Sunday, 26 March 2017

An open letter to vile blogger Cyprian Nyakundi



FRIDAY MARCH 24 2017

IN SUMMARY

I hope one of your friends will show you this newspaper because this letter is meant for you. A court recently sentenced you to four months in prison or a fine of Sh300,000.

As I write this, you are probably not languishing in a smelly little police cell with a seething bucket of human waste simmering next to you. But you could easily have been. But what if matters had turned out differently?

You most certainly are not used to that kind of hard life, and you would have been wondering when you would finally get home to your warm bed, your clean bathroom and finally tweet again. Has it occurred to you that you could have been behind bars for failing to raise a very small fraction of the monthly salary of the man whom you trolled, bullied and whose wife you publicly embarrassed? The oxymorons of life!

I empathise with you. I feel utterly sorry for you because Nyakundi, I think it is time for you to stop, take a breather and rethink.

Your heart is in the right place, Nyakundi, and I mean that in all honesty. You really do try. I can tell an aggressive person when I see one, and if I am being honest, I think you sometimes try to do an okay job. Your blog’s numbers may not be off the charts but you are doing far much better than most ageing pioneer bloggers.

WRONG WAY

But you see, the problem is, dear Nyakundi, is that you are not doing this the right way. You are not an activist with foreign connections that would hire you a good lawyer and raise bail money for you. Neither are you an urban legend, beloved by the media and making headlines. You are not a Boniface Mwangi or an Okiya Omtatah. Neither are you a Rev. Timothy Njoya or a Raila Odinga in the making.

You have come across as a vile, hateful and malicious blogger who has been very uneconomical with the truth and has most times fallen off the mark in your stories and predictions. That is the truth, Nyakundi. I have been your ‘victim’ once, so there isn’t a better placed source to poke holes into your credibility.

That said, Nyakundi, you are living at the right time. At a time when the Internet and digital media presents a litany of opportunities to young, bright and tech-savvy people like you. If you played your cards right and hacked this digital media space, Nyakundi, you’d become quite the success story.
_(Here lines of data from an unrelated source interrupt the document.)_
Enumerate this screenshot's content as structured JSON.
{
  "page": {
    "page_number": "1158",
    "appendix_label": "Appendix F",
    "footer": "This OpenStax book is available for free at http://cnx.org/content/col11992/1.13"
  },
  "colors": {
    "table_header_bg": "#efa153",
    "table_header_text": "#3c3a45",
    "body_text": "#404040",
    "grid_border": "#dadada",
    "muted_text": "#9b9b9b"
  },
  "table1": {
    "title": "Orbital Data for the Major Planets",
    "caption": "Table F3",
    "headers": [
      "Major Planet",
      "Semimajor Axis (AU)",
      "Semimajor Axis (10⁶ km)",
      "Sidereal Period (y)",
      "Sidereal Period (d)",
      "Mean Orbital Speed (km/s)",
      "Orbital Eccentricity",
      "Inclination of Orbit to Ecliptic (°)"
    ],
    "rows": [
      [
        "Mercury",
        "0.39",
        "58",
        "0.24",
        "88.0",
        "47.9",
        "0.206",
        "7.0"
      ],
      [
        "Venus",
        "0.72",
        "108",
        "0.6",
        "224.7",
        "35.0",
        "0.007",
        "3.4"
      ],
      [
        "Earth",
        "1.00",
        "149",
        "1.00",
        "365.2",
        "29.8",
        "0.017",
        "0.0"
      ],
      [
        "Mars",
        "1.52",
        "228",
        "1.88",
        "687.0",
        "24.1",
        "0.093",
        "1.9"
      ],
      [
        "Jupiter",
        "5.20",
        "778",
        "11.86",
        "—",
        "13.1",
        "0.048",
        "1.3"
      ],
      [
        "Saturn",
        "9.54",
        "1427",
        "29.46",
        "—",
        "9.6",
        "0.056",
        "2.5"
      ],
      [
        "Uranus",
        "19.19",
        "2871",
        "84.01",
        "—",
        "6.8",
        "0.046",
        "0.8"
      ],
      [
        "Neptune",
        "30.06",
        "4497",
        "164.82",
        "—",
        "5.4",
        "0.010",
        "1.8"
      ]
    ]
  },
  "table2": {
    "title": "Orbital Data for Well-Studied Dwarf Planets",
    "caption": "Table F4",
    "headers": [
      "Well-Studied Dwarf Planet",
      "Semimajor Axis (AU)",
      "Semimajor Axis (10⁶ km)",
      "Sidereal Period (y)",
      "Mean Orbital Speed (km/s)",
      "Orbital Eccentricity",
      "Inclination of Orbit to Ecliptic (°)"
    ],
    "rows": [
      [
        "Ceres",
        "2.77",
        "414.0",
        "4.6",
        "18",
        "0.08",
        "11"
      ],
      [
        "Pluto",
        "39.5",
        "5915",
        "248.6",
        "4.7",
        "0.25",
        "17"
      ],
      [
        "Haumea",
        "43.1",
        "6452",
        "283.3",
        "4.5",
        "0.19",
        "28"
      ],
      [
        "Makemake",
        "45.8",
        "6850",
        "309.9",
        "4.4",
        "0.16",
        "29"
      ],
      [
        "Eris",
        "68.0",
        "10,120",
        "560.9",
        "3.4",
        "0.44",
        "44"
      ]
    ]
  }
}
But even as your heart is in the right place, I am afraid your mind is not. You have allowed people to use you for meagre pennies that would make Judas Iscariot very proud. You have an unsavoury reputation for being quite ‘affordable’ and one would not need more than a few coins to have their rivals trashed on your blog.

YOUR FRIENDS

You have allowed the social media euphoria to get into your head, thinking that your hundreds of thousands of followers are your friends. They are not. If they were, and if they cared about you or your tweets, they would have advised you long ago to desist from this vile behaviour.

So here is my advice. Get your life together. You are still a spring chicken, you haven’t seen much of the world – yet. Take the bus home…is it to Kisii? I don’t know. Go home, stay there a few weeks and think about your life. Begin to ask yourself those difficult questions like “Who am I?”

Identify a purpose in life and stick to it. Have a plan. Have a strategy. Be a man with a vision. Be issue-driven. Learn a thing or two from the likes of Boniface Mwangi, Rev. Njoya and Okiya Omtatah. Is that the path you want to take? I don’t know.

Nyakundi, go back to school. Get a degree from one of the few remaining universities whose names you have not maligned. Study real hard, be an expert in something.

Do not allow yourself to be used like tissue paper by people to fight their battles. Steer clear of people’s malicious goals. Be a man of integrity. Bring honour to the blogging profession. Finally, I wish you best of luck now and in all your future endeavours.